BEIRUT -- As winter draws close, Mercy Corps, a US-headquartered nonprofit, is actively supporting the displaced population in the camps of northern and northwestern Syria, with the aim of alleviating their suffering.
The assistance provides a lifeline for many who have been displaced from their homes by the Syrian regime and Russian bombardment but is not sufficient to meet their many needs, camp residents told Al-Mashareq.
In late November, Mercy Corps began providing humanitarian aid to camp residents in the form of monthly vouchers for a period of nine months.
A family of four is allocated a monthly voucher of $50, and a family of five to seven is allocated $70, while a family of seven or more receives $90 per month.
Pregnant women and women with small babies receive an additional $20 a month for a six-month period.
Each family is granted $150 as part of the winter programme.
Among the camps that have received aid from Mercy Corps is al-Tah, situated on a mountainside in northern Idlib province.
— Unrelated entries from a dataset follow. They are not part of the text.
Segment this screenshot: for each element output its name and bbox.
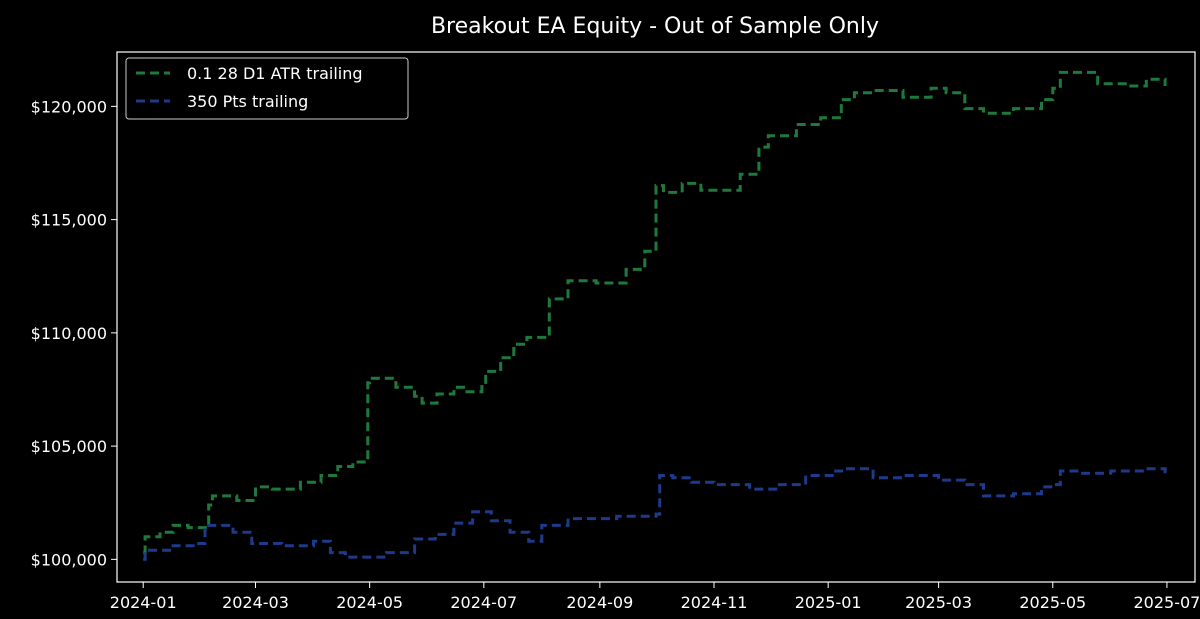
x-tick-label: 2024-11	[681, 593, 748, 612]
legend-box	[125, 57, 409, 120]
series-line-pts-trailing	[143, 467, 1167, 561]
x-tick-label: 2025-01	[795, 593, 862, 612]
x-tick-label: 2025-03	[905, 593, 972, 612]
legend: 0.1 28 D1 ATR trailing 350 Pts trailing	[125, 57, 409, 120]
chart-title: Breakout EA Equity - Out of Sample Only	[431, 14, 879, 39]
legend-label-pts: 350 Pts trailing	[187, 92, 308, 111]
y-tick-label: $110,000	[31, 324, 107, 343]
y-tick-label: $100,000	[31, 550, 107, 569]
x-tick-label: 2024-03	[222, 593, 289, 612]
x-tick-label: 2024-07	[450, 593, 517, 612]
x-tick-label: 2024-09	[566, 593, 633, 612]
x-tick-label: 2024-01	[110, 593, 177, 612]
series-line-atr-trailing	[143, 70, 1167, 555]
y-tick-label: $105,000	[31, 437, 107, 456]
plot-area-frame	[116, 51, 1196, 583]
y-axis: $100,000 $105,000 $110,000 $115,000 $120,000	[31, 97, 117, 569]
y-tick-label: $120,000	[31, 97, 107, 116]
series-layer	[143, 70, 1167, 561]
legend-label-atr: 0.1 28 D1 ATR trailing	[187, 64, 363, 83]
x-tick-label: 2025-05	[1019, 593, 1086, 612]
y-tick-label: $115,000	[31, 211, 107, 230]
x-axis: 2024-01 2024-03 2024-05 2024-07 2024-09 2024-…	[110, 582, 1200, 612]
x-tick-label: 2025-07	[1133, 593, 1200, 612]
x-tick-label: 2024-05	[336, 593, 403, 612]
The camp hosts 300 families, or a total of 1,750 people.
Tragic circumstances
"My family and I have been living in al-Tah camp for three years, in conditions that are nothing short of tragic," mother of five Hana Mohammed al-Youssef Ahmed told Al-Mashareq.
"The food vouchers provided to us by the Mercy Corps organisation for a period of nine months have eased the burden, and allow me to buy the food I need from stores in the city of Maarat Misrin," she said.
But the family has other winter needs the vouchers do not cover, she said, such as necessary repairs to their tent, a stove for heating, rugs, blankets and warm clothes for the children.
Al-Tah resident Haitham al-Awad al-Ghajar, a father of five, thanked Mercy Corps for standing by his side during the ordeal of his displacement.
"The organisation does not forget us; it continues to stand by us," he said, adding that the $70 monthly voucher "helps me buy basic foods in limited quantities, due to the high prices".
"But it does not cover all our needs because we are a large family," he added.
In addition to food, al-Ghajar explained, his family needs rugs to help ward off the cold in their tent, and the old, worn-out tarpaulin that covers the tent needs to be replaced in order to keep the tent from being saturated with rainwater.
IDPs live in destitution
Al-Tah camp director Abdul Salam Youssef told Al-Mashareq that each year, Mercy Corps provides camp residents with humanitarian aid that helps to alleviate their food needs.
All the internally displaced persons (IDPs) are in great need, he said, and are "unable to survive without this assistance, after having lost their livelihoods and property as a result of the war" in Syria and its far-reaching consequences.
He explained that al-Tah camp, like all those nearby, "lacks the basic necessities of life, such as medicine, schools, sanitation networks and safe accommodation".
This makes the IDPs' situation "miserable", he said, and their suffering increases at the beginning of each winter, because the tents, after four years of use, "have become dilapidated, and they do not protect against the cold of winter at all".
While Mercy Corps vouchers address an important problem, Youssef said, "there is still the need for heating materials such as mazout (fuel oil) or firewood, after the price of a tonne of mazout rose to more than $250".
The camp also needs drinking water projects, as well as a free or subsidised bread to help feed the children, he added, especially given the camp's remote location -- in an uninhabited area with a harsh environment.
There are approximately 1,633 displacement camps in northwestern Syria housing more than one million IDPs.
There also are many informal camps in the villages of western Deir Ezzor province, in the areas controlled by the Syrian Democratic Forces (SDF), and they have been inhabited for more than four years by thousands of IDPs.